Особое удовольствие от марксистской риторики — говорить об онтологических вопросах как о парадоксальных правилах производства и обмена и, наоборот, описывать рыночные циклы как центральную драму нашего общего бытия в мире.

Реализация труда выглядит как выключение работника из действительности. Опредмечивание труда проявляется как закабаление предметом. Освоение предмета оборачивается самоотчуждением.

[blockquote]Однажды мы попадем в мир, где человек перестанет быть инструментом для другого человека и станет полноправным адресатом общения[/blockquote]

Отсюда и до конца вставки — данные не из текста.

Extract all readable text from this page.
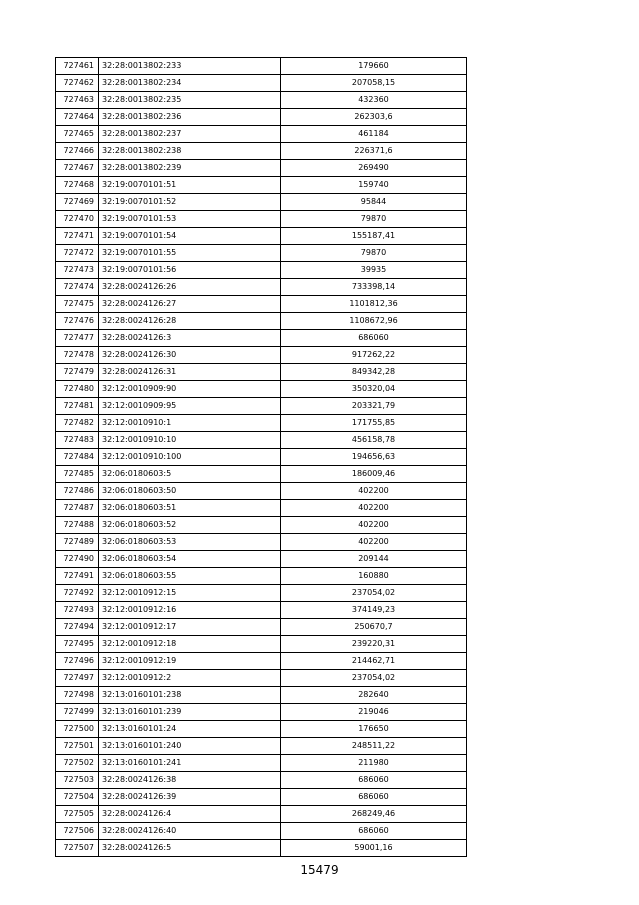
727461	32:28:0013802:233	179660
727462	32:28:0013802:234	207058,15
727463	32:28:0013802:235	432360
727464	32:28:0013802:236	262303,6
727465	32:28:0013802:237	461184
727466	32:28:0013802:238	226371,6
727467	32:28:0013802:239	269490
727468	32:19:0070101:51	159740
727469	32:19:0070101:52	95844
727470	32:19:0070101:53	79870
727471	32:19:0070101:54	155187,41
727472	32:19:0070101:55	79870
727473	32:19:0070101:56	39935
727474	32:28:0024126:26	733398,14
727475	32:28:0024126:27	1101812,36
727476	32:28:0024126:28	1108672,96
727477	32:28:0024126:3	686060
727478	32:28:0024126:30	917262,22
727479	32:28:0024126:31	849342,28
727480	32:12:0010909:90	350320,04
727481	32:12:0010909:95	203321,79
727482	32:12:0010910:1	171755,85
727483	32:12:0010910:10	456158,78
727484	32:12:0010910:100	194656,63
727485	32:06:0180603:5	186009,46
727486	32:06:0180603:50	402200
727487	32:06:0180603:51	402200
727488	32:06:0180603:52	402200
727489	32:06:0180603:53	402200
727490	32:06:0180603:54	209144
727491	32:06:0180603:55	160880
727492	32:12:0010912:15	237054,02
727493	32:12:0010912:16	374149,23
727494	32:12:0010912:17	250670,7
727495	32:12:0010912:18	239220,31
727496	32:12:0010912:19	214462,71
727497	32:12:0010912:2	237054,02
727498	32:13:0160101:238	282640
727499	32:13:0160101:239	219046
727500	32:13:0160101:24	176650
727501	32:13:0160101:240	248511,22
727502	32:13:0160101:241	211980
727503	32:28:0024126:38	686060
727504	32:28:0024126:39	686060
727505	32:28:0024126:4	268249,46
727506	32:28:0024126:40	686060
727507	32:28:0024126:5	59001,16
15479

Общественные отношения между людьми принимают фантастическую форму отношений между вещами, и ложное сознание констатирует «неподвластные человеку законы рынка». Ложное сознание воспринимает как «естественное» все то, что классово обусловлено. Товаризация труда признается «безвариантной».

Непричастность к тому, что ты делаешь, отказ от ответственности и познания смысла «своей» деятельности в обмен на оплату труда, позволяющую тебе и дальше делегировать этот смысл тому, кто тебя нанял, — вот цена передачи своей деятельности в руки правящего класса.

Диалектическая оптика Маркса обнаруживает вопиющий контраст между возникшими возможностями людей и принятыми условиями их жизни. Автор «Капитала» уверен, что пора поставить мир с головы на ноги. Для начала это нужно сделать хотя бы как мысленный эксперимент, задать горизонт. И однажды мы попадем в мир, где человек перестанет быть инструментом для другого человека и станет полноправным адресатом общения.

В «Капитале» Маркс уточняет заявленную ранее терминологию и рассматривает «товарный фетишизм» как исторически конкретную форму овеществления человеческих отношений.